Now, how to begin? Fern picked up the letter from the grant committee and read it again. They had laid out in precise language exactly what they expected her to do.
In awarding this grant to Fern Fisher, the Society for Jefferson Studies wishes her to write a book in celebration of the two hundredth anniversary of Thomas Jefferson’s election to the presidency.
We assume that Ms. Fisher is aware of the increasing chorus of criticism, in particular the attacks upon his personal life.
The members of the Grant Committee hope that her book will restore to our third President the distinction he deserves in the eyes of his countrymen. She will not, of course, ignore the burden of the attacks against him, some of which may be justified, but she will remind the citizens of the United States, who have perhaps forgotten, how important to the formation of this nation were his life and thought.
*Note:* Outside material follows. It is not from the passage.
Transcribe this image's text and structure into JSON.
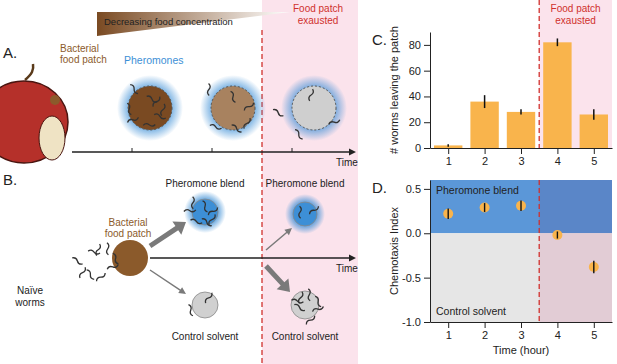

Fern closed the folder. God, it wasn’t much to ask. What if the book was impossible? What if she couldn’t do it?
Well, of course they were right, she did revere Thomas Jefferson, there was no question about that. And of course it was true that the great man was getting a raw deal. But—Fern scraped back her chair and jumped up—the committee’s high expectations made her feel like a rebellious child.
For most of the day she arranged her books and set up the computer that had been paid for by the Grant Committee.
“There’s no electricity up here,” the curator had explained as he led the way upstairs. He pointed to the cable taped along the baseboard. “So we’ve connected you to the second floor. It should work all right.”